All I'm hearing is that Cloudflare allows their customers to configure client facing TLS without enforcing it upstream over the internet, providing a false sense of security. Thanks Cloudflare!
... and I'm pretty sure that their response will be "We are just a proxy, we are not responsible for anything".
@jgrahamc: Do you think it would be feasible to add clearer notification about potentially creating a false sense of security to the Cloudflare ui, when no origin SSL is present? What Cloudflare calls "Flexible SSL" has real implications and I think one of the necessary evils of infosec work is pushing people towards more informed decision making.
As a frequent Cloudflare freeloader and occasional paying customer (lots of different hats), I really appreciate how the service made it possible to use SSL for free, before it was cool.
With Let's Encrypt being implemented at a lot of hosting providers and hosting automation systems over time, I think the following may become a diminishing problem.
But in cases where, let's say, a "not top tier" hosting solution makes it impossible to use any sort of SSL/TLS back to the origin server (within the customer's budget), my personal choice has been to not defaulting/redirecting sites to Cloudflare's SSL.
And I mean, it's not like crappy hosting without Let's Encrypt automation or the ability to add Cloudflare's origin CA, is going away. One of Cloudflare's selling points at the low end, is how the service stretches the capabilities and resources of less than optimal hosting and apps. I mean, the idea of running Wordpress without Cloudflare or a similar service in front, really gives me the heebie jeebies.
Not going half-way with SSL is sort of an ethical choice for me, exactly for the reason of not wanting to give a false sense of security, even at the cost of Google juice.
I'm technically proficient enough to understand that client -> Cloudflare https connections can stop a lot of ISP/last mile/LAN level tracking and code injection, though. And obvioulsy, Cloudflare is a MiTM. So it's a real choice with tradeoffs.
But I work at a grass-roots level where I usually am the only person tangible IT skills. When it comes down to it, I feel quite strongly that we should avoid messing with people's already vague understanding of what that "green lock" means.
Presumably because some people have backends that don't support SSL (e.g. anything hosted on S3) and CloudFlare thought "eh, some encryption is better than nothing, and they're going to let us MITM their encrypted connection anyway so they're obviously not a bank or something really important"
it still is providing more security. yes it has a security hole, but for example if i'm in starbucks - you can't sniff out my cookies over the ssl encrypted traffic. Sure a backend provider can, but it's a layer of protection... I suppose an interesting question here is there away for the browser client to detect this type of hole and alert end users to the risk...

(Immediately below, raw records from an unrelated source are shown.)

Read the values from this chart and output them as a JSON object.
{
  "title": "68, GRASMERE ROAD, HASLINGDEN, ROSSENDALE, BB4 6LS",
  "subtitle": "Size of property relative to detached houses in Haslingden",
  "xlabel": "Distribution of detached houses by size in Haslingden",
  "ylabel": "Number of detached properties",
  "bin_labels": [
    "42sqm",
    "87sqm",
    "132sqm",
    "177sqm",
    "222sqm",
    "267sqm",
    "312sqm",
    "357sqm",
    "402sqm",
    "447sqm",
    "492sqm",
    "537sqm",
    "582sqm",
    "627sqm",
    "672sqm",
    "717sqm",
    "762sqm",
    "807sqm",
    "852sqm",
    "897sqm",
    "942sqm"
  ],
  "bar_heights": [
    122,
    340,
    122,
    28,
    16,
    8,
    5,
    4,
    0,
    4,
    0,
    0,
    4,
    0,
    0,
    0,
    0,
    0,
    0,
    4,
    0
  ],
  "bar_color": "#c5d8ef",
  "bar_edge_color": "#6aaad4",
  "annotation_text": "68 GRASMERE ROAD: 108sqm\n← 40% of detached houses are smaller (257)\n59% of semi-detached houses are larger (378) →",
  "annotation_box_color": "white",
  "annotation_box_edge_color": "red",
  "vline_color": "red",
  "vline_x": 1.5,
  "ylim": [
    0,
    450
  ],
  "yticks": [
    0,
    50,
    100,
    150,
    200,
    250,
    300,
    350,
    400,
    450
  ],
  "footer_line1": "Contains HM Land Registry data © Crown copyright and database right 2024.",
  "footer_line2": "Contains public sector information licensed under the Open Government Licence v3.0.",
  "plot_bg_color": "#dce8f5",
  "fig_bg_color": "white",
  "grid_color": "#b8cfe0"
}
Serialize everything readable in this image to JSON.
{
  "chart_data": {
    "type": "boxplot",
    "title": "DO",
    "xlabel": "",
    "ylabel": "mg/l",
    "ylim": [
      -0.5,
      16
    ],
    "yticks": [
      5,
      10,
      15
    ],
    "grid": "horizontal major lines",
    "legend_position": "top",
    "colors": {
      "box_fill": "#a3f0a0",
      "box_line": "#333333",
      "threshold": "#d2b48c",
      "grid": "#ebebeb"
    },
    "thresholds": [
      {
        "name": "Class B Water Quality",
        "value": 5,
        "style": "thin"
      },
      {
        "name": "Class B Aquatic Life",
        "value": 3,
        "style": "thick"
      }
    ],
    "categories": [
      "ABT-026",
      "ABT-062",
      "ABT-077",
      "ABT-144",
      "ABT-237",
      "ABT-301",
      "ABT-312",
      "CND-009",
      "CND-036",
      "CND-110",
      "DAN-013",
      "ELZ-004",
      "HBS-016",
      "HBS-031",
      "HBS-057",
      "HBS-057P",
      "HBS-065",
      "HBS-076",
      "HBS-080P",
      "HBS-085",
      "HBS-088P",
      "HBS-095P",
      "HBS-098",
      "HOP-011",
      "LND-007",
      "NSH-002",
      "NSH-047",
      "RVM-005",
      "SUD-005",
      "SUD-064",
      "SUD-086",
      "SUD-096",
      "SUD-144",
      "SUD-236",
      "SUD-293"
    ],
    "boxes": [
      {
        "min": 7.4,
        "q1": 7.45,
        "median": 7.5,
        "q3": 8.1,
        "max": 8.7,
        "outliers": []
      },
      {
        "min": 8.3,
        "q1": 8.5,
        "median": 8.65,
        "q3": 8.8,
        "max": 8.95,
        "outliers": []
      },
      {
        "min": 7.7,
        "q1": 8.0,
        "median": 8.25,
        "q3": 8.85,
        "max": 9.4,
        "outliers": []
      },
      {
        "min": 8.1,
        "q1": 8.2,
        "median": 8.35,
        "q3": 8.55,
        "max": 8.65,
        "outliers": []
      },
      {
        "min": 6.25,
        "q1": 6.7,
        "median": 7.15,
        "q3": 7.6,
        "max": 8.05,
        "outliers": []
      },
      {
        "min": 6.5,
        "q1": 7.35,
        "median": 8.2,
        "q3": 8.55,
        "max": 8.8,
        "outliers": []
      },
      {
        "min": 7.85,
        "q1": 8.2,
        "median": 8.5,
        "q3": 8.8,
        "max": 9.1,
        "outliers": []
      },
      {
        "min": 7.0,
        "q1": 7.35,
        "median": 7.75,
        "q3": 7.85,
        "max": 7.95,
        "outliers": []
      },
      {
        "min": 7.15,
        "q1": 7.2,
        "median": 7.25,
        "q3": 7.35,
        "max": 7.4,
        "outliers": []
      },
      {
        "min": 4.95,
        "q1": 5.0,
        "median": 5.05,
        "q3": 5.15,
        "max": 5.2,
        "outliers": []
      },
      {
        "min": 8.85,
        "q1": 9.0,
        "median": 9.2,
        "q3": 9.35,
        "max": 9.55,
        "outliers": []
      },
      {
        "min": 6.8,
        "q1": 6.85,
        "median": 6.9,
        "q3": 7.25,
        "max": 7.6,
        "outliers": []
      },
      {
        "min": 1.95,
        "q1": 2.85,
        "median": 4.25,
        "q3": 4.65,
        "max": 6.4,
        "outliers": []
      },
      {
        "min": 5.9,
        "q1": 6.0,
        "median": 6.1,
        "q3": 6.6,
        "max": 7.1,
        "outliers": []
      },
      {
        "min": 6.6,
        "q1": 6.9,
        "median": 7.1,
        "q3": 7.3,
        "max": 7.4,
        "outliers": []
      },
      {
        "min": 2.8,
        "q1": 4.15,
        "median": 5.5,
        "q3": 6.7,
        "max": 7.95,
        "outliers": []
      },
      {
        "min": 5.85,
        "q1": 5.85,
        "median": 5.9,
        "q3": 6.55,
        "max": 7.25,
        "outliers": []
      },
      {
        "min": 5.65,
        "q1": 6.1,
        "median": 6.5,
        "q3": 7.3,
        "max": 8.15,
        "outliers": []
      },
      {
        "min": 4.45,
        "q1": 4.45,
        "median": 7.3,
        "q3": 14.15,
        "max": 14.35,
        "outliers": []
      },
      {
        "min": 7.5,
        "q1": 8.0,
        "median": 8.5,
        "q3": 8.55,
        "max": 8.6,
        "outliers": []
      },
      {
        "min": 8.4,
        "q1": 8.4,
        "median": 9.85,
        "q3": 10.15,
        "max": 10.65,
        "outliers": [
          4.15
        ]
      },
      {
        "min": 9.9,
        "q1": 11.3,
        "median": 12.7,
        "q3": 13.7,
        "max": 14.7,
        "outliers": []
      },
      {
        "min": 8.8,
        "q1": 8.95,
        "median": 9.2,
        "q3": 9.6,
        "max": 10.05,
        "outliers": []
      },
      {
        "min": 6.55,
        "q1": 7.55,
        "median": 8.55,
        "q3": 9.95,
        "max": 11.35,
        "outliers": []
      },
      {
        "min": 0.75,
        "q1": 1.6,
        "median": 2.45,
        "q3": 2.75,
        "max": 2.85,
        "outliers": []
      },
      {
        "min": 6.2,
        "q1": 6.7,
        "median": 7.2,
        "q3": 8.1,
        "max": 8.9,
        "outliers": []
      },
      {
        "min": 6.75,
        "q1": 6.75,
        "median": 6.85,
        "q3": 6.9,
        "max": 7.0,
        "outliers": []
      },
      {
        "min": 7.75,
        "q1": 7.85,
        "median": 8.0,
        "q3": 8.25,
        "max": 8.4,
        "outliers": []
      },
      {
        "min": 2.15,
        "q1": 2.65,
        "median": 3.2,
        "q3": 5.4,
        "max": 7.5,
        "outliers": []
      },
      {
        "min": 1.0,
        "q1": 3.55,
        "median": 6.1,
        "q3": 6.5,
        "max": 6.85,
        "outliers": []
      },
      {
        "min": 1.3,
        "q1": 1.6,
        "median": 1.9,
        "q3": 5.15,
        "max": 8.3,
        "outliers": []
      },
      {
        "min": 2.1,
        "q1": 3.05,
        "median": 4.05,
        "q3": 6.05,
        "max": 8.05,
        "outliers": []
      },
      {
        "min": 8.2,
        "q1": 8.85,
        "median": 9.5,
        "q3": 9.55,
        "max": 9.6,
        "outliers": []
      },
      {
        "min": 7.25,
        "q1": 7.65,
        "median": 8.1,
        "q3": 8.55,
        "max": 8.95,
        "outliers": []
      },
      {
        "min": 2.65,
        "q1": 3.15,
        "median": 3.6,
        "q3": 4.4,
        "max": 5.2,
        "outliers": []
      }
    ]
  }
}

No, it's fundamentally impossible - as far as the browser is concerned it's talking to a server that's speaking HTTPS (CloudFlare's server) and it can't possibly know what that server's doing behind the scenes.
If I see HTTPS in the title bar I expect the owner of that certificate to be responsible for the content I'm seeing. It's utterly irresponsible of CloudFlare to enable this kind of configuration.
Can you pass down a header to the client describing the security of the origin connection? Or let me pass CloudFlare a header that I explicitly would rather you drop the connection than plain text it back to origin?
I like the idea of a client-specified HSTS header - allowing users to control their risk directly (albeit through a browser extension) would definitely be a good thing.
The threat is completely different, although I agree with you they're providing the illusion of end to end security when that's not the case.
The likelihood of a bad actor between Cloudflare and the origin server seems lower than a bad actor between Cloudflare and the user - where I'd class a coffee shop wifi portal page as a bad actor.
... and I'm pretty sure that their response will be "We are just a proxy, we are not responsible for anything".